Ainsi, les multiples séquence "à la" (à la Tim Burton, à la Fellini, à la pirate des caraïbes) s'enchaîne tandis qu'un film plus sobre et rigoureux persiste à exister, relatant un drame à venir que rien ne peut arrêter.
Toutes les grosses ficelles y passent, donc: les personnages que Depp et Winslet incarnent discutent tandis que deux totems d'aigle, au fond de l'image et entre eux, se font face sur un même support. Une calèche sinistre part dans le fond tandis que nous l’apercevons au travers d'un lugubre banc vide. Et quand toute la famille connaît la joie, c'est sur le même sofa...
Voici donc le banc, dans cette image de fin, ultime objet à survivre aux personnages, au film lui-même, au récit. Mais que peut-il bien raconter?
Lorsque ma femme ma suggérer qu'on regarde le film ensemble, ce n'était pas sans qu'elle ne l'ai déjà vu au préalable et qu'elle voulu partager avec moi l'émotion toute relative que procure le film dans son accélération finale.
J'étais un peu fébrile et plutôt sarcastique, perdu devant un film qui me semblait dénué d'idée et de style, de projet tout court et cela accentua la déception que ma femme éprouva à l'égard du spectacle, ou plutôt du partage du spectacle de ce film. Car qu'est ce que la cinéphilie aujourd'hui, tandis que tout les films sont disponibles et leur vision corvéable à l'envie, que de partager l'expérience d'un film qui nous plaît, que nous connaissons déjà, avec quelqu'un qu'on aime, ou qui nous est chers, et qui lui n'a pas encore vu le film? C'est, en somme, la possibilité de redécouvrir un film à travers les yeux d'autrui. Et pour ce qui est de Neverland, les yeux que j'ai pu prêter à ma femme, ce soir-là, ont été les architecte d'une grande déception quand à ma réception du film.
Aussi, elle m'interrogea brièvement, ou plutôt me mit en garde aussitôt le générique de fin du film.
-" Mais à force de cherche comme, partout dans le film, dans les images, de décortiquer tout, tout le temps, tu n'as pas peur de passer à côté du simple plaisir de regarder un film? Tu n'aimes pas les films de Tim Burton par exemple."

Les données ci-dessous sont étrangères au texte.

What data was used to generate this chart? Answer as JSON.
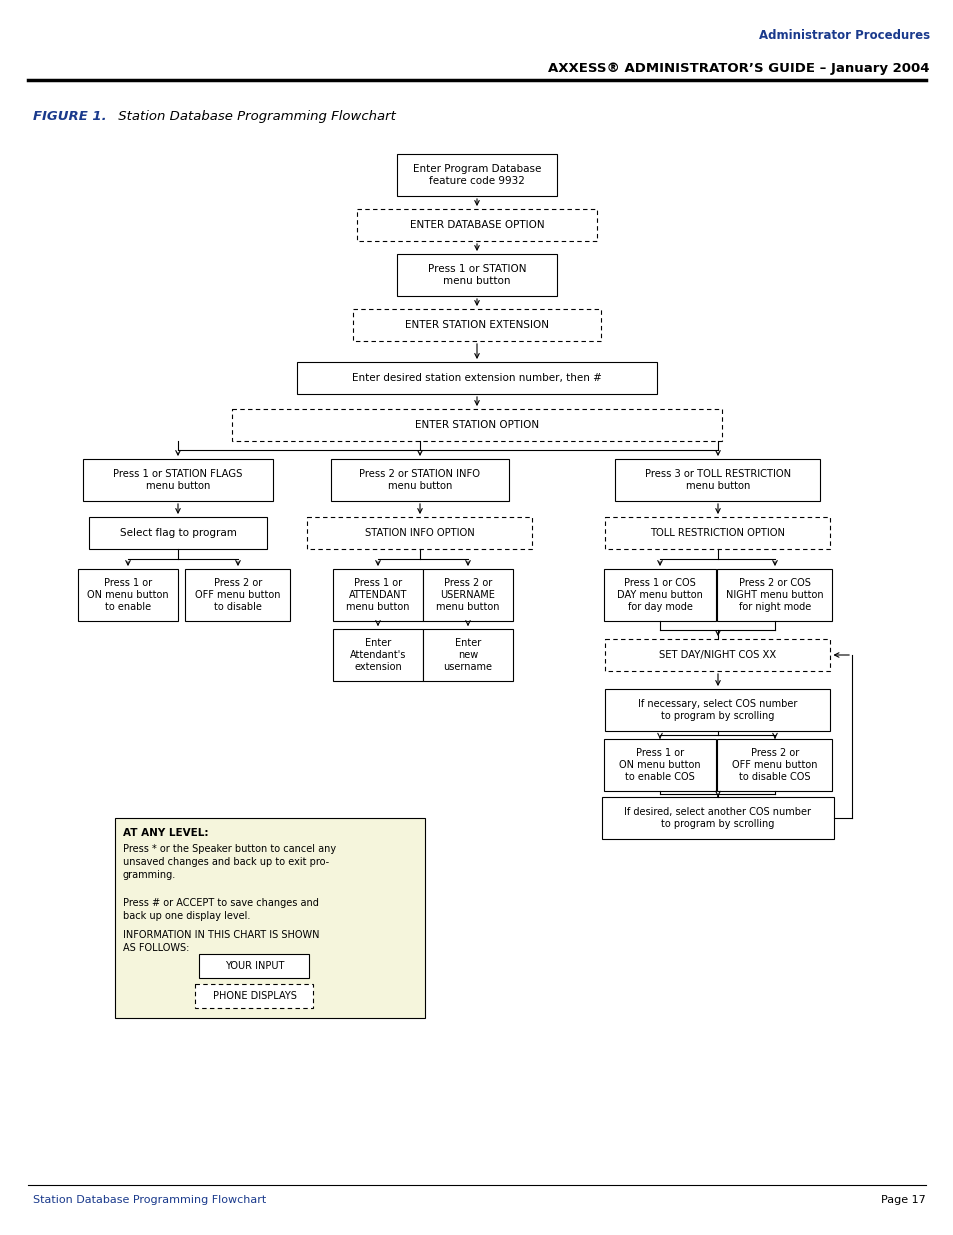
{
  "header_right_line1": "Administrator Procedures",
  "header_right_line2": "AXXESS® ADMINISTRATOR’S GUIDE – January 2004",
  "figure_label": "FIGURE 1.",
  "figure_title": " Station Database Programming Flowchart",
  "footer_left": "Station Database Programming Flowchart",
  "footer_right": "Page 17",
  "header_color": "#1a3a8c",
  "body_text_color": "#000000",
  "background_color": "#ffffff",
  "legend_bg": "#f5f5dc"
}
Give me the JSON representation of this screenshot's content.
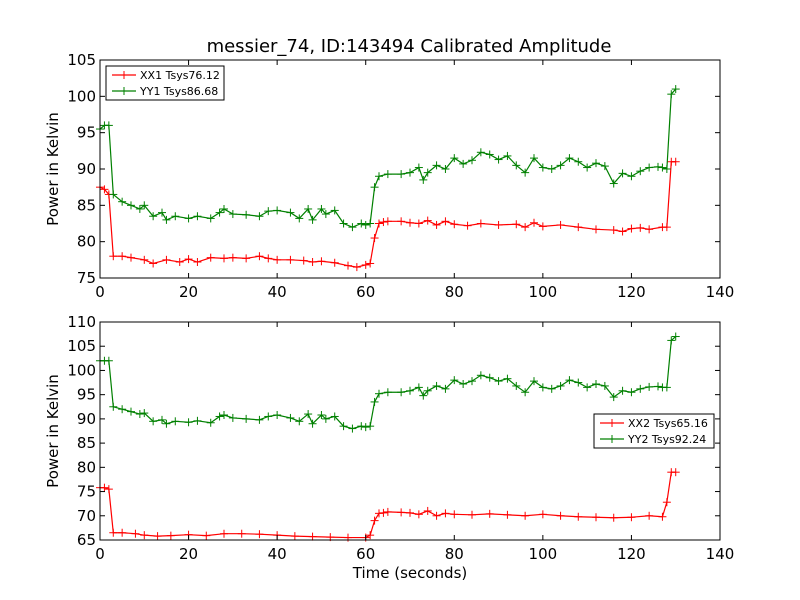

Cette question, éternelle d'entre toute, je la trimballe avec moi comme un fardeau dès lors que j'ai décidé, il y a des années déjà, de m'intéresser au nom des réalisateurs, à la politique des auteurs, de faire discuter tout ça, silencieusement ou avec fracas, d'être finalement un cinéphile. Pas une seule discussion ne s'est déroulé, dans le commun des spectateurs, sans que ne soit mis à contribution cette sacro-sainte "pause cérébrale", ce "débranchement cognitif" réclamé avec force.
Alors, une bonne fois pour toute, je vais profiter de Neverland pour en parler.
Que se passe-t-il dans Neverland? Que raconte le film: pour faire court, le passage de la vie d'enfant à la vie d'adulte. Ou plutôt, de se comporter comme un enfant lorsqu'on est adulte et inversement, d'être confronter à des dilemmes d'adulte lorsqu'on est encore enfants.
Le cas Tim Burton en est exemplaire: prenons Batman pour illustrer. Lorsqu'il fait ce film, il fait un film sur une bande dessinée que, gamin, il a dû adorer. Il continue de vivre sa passion de gosse dans sa vie d'adulte. Quand t'es gamin, au début des années 90, Batman de Tim Burton te fais rêver. J'avais adoré ce film à l'époque. Mais quid d'aujourd'hui, quand t'as grandis et que tu réalise qu'il ne reste pas grand chose du film, si ce n'est son argument prétexte à te vendre des produits dérivés estampillés Batman. Plus aucunes parts de rêve ne demeurent sans être un peu ennuyé, voir carrément gêné par le ce mercantilisme, ce monde des adultes. J4ai pas perdu mon âme d'enfant: j'ai simplement cessé d'y croire.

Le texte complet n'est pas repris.